$8/month for TWITTER if you want a verified account which is the little blue checkmark next to your screen name. Now Facebook and Instagram are rolling out even more expensive monthly subscriptions – for their part in the little blue checkmark verified signs for their platforms and it’s much more expensive than Twitter.
For #markzuckerberg, a guy who stole FB platform from his friends to go from son of millionaires to a self-made billionaire (even though there was theft involved) he has he gall to charge the following:
The monthly subscription service will start at $11.99 a month on the
web or $14.99 a month on iOS or Android.
Sincerely, this is the height of greedy. If you want to view your Facebook and Instagram on both the web and your cell phone it could well cost, you $27/month for the coveted blue checkmark. Otherwise, if you don’t have the checkmark, you will be hacked, people will impersonate your account and steal your followers and according to the article I read which is attached below my observations.
In addition to a verification badge, the service includes more
protection against impersonating accounts, increased visibility in
areas such as search and recommendations, and more direct access to
customer support, according to a news release.
I think this is insulting to the audience of people who frequent the internet and social media sites. I mean, why can’t every one of us verified or not have those Services? Why must we pay to be more visible and more protected. I think this against their collective community rules or at least, it should be.
Instagram and Facebook launch new paid verification service, Meta Verified
February 20, 20232:50 PM ET
Meta CEO Mark Zuckerberg, pictured in 2018, announced that Instagram and Facebook are launching a paid verification service called ‘Meta Verified.’
Marcio Jose Sanchez/AP
Facebook and Instagram are launching a new subscription service that will allow users to pay to become verified.
Meta — the parent company of Facebook and Instagram — said it would begin testing “Meta Verified” in Australia and New Zealand this week, with other countries soon. The announcement came on Sunday via CEO Mark Zuckerberg’s Instagram account.

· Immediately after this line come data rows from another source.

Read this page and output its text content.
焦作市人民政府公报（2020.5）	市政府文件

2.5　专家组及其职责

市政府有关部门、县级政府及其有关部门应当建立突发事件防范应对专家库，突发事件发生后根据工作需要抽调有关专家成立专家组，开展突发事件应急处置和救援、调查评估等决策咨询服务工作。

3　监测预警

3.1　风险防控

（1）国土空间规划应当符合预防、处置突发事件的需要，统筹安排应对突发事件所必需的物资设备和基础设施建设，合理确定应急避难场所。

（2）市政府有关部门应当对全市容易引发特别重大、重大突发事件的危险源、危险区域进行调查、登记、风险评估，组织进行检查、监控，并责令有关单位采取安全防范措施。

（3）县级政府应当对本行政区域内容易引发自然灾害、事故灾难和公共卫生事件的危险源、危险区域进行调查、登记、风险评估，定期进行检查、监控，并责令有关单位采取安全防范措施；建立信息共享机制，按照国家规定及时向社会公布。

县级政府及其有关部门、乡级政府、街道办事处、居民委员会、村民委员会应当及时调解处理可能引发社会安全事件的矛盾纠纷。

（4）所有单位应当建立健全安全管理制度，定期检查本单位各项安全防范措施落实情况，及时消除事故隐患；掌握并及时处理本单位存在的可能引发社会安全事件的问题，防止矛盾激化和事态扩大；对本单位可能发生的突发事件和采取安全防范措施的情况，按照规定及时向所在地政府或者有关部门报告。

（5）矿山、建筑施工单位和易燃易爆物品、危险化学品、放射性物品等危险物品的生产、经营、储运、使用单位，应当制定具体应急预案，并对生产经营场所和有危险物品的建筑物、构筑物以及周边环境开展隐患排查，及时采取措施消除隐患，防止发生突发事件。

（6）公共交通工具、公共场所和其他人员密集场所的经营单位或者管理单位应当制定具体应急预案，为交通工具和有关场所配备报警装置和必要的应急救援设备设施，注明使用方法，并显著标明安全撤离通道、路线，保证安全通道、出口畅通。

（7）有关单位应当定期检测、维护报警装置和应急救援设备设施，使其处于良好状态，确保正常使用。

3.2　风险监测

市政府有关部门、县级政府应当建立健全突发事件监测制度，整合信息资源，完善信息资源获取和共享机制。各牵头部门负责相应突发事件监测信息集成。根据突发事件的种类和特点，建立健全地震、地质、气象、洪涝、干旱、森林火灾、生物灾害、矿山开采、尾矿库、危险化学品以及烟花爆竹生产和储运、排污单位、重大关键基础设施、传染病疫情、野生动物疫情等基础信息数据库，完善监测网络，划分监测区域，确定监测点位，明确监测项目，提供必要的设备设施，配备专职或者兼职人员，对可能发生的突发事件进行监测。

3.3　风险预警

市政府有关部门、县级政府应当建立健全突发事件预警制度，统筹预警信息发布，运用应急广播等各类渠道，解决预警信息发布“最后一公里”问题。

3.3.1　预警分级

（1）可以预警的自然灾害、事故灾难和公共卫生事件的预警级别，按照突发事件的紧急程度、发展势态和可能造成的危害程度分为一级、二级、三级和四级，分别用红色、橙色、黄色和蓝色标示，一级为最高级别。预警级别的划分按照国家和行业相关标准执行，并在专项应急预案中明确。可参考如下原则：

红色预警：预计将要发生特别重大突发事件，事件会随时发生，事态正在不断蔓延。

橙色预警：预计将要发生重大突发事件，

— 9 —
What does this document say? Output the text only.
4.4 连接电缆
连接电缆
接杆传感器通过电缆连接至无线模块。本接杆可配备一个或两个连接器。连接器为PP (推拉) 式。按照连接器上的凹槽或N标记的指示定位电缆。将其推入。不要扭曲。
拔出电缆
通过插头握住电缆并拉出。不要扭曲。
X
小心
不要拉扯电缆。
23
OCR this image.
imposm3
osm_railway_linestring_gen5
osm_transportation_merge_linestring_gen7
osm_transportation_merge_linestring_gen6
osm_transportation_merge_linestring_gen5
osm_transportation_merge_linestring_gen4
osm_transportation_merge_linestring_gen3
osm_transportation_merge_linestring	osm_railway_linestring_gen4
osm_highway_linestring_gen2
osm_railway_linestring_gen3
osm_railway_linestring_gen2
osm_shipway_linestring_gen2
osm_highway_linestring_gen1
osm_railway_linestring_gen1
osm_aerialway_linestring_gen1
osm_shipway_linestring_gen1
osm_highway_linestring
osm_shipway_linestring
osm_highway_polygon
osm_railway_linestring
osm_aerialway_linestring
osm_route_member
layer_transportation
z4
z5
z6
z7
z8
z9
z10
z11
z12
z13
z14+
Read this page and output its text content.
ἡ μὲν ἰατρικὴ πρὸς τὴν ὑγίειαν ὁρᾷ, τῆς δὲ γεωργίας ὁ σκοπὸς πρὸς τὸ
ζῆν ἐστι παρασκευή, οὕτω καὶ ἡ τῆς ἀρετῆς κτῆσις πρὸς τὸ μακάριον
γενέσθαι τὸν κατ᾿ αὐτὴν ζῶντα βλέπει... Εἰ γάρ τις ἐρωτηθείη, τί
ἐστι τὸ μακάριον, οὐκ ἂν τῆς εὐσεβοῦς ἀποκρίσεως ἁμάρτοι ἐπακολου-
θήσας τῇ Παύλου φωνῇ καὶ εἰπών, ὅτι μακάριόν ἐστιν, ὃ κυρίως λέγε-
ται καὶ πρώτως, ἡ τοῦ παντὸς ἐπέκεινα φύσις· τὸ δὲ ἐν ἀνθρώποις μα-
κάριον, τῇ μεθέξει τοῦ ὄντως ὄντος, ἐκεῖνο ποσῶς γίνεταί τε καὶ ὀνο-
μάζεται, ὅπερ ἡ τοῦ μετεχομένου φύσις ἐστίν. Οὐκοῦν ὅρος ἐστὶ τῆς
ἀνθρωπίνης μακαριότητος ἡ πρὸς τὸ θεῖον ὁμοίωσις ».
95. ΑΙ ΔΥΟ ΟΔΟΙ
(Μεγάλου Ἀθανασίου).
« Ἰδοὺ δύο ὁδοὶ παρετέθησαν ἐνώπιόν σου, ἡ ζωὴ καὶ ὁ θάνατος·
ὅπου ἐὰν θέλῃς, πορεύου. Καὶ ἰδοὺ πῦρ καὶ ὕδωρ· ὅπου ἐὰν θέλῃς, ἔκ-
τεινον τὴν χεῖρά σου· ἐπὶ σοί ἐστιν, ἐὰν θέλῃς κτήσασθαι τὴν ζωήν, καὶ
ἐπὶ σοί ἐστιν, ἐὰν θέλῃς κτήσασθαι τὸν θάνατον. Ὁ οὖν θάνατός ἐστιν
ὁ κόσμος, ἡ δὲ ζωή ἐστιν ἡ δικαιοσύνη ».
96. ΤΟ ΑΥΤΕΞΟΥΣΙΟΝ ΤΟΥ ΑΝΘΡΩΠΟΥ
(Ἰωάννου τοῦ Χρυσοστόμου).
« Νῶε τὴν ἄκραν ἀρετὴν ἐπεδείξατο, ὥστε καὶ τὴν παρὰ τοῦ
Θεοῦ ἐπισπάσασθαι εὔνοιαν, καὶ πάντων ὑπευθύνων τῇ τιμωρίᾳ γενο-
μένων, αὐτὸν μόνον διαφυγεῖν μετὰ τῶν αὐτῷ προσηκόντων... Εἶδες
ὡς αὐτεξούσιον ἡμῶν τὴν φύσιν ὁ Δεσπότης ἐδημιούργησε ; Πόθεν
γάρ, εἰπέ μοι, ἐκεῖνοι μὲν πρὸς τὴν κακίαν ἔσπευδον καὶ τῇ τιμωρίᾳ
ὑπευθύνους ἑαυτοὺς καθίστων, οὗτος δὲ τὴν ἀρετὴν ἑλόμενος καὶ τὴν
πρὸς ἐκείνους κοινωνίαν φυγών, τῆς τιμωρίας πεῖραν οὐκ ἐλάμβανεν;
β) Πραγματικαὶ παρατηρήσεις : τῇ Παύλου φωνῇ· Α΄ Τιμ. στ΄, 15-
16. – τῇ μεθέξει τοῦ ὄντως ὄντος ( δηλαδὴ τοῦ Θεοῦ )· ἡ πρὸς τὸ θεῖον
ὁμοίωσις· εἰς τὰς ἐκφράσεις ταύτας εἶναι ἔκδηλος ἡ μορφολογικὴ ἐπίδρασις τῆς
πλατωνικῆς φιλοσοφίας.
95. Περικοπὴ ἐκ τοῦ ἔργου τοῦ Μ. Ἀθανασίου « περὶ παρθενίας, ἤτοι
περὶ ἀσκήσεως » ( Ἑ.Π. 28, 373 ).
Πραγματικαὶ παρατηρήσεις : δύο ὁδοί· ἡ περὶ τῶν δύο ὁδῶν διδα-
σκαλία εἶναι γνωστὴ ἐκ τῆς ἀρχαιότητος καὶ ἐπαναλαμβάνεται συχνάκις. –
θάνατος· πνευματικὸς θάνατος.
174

The monthly subscription service will start at $11.99 a month on the web or $14.99 a month on iOS or Android.
In addition to a verification badge, the service includes more protection against impersonating accounts, increased visibility in areas such as search and recommendations, and more direct access to customer support, according to a news release.
“This new feature is about increasing authenticity and security across our services,” Zuckerberg wrote.
Currently, Facebook and Instagram allow users of popular and notable accounts to add a free badge noting the account’s authenticity.
The move aligns closely with Elon Musk’s revamped “Twitter Blue,” which was unveiled in November 2022. Musk made the once-free blue check mark, noting a popular account’s authenticity, available to any user who paid a monthly fee, but had to relaunch the service in December after a flood of users impersonated companies and celebrities.
Unlike Twitter, however, Meta clarified that there will be no changes to accounts which were verified as a result of prior “authenticity and notability” requirements.
Meta Verified isn’t available for businesses yet, but that’s part of the service’s long-term goal.
“As part of this vision, we are evolving the meaning of the verified badge so we can expand access to verification and more people can trust the accounts they interact with are authentic,” Meta’s news release said.
Meta’s announcement to charge for verification comes after the company lost more than $600 billion in market value last year.
The company has reported year-over-year declines in revenue for the last three consecutive quarters, though the most recent report may signify that the tides are turning.
Zuckerberg said Meta’s goal was to focus on “efficiency” to recover. The company cut costs by laying off 13% of the workforce — 11,000 employees — in November, and consolidated office buildings.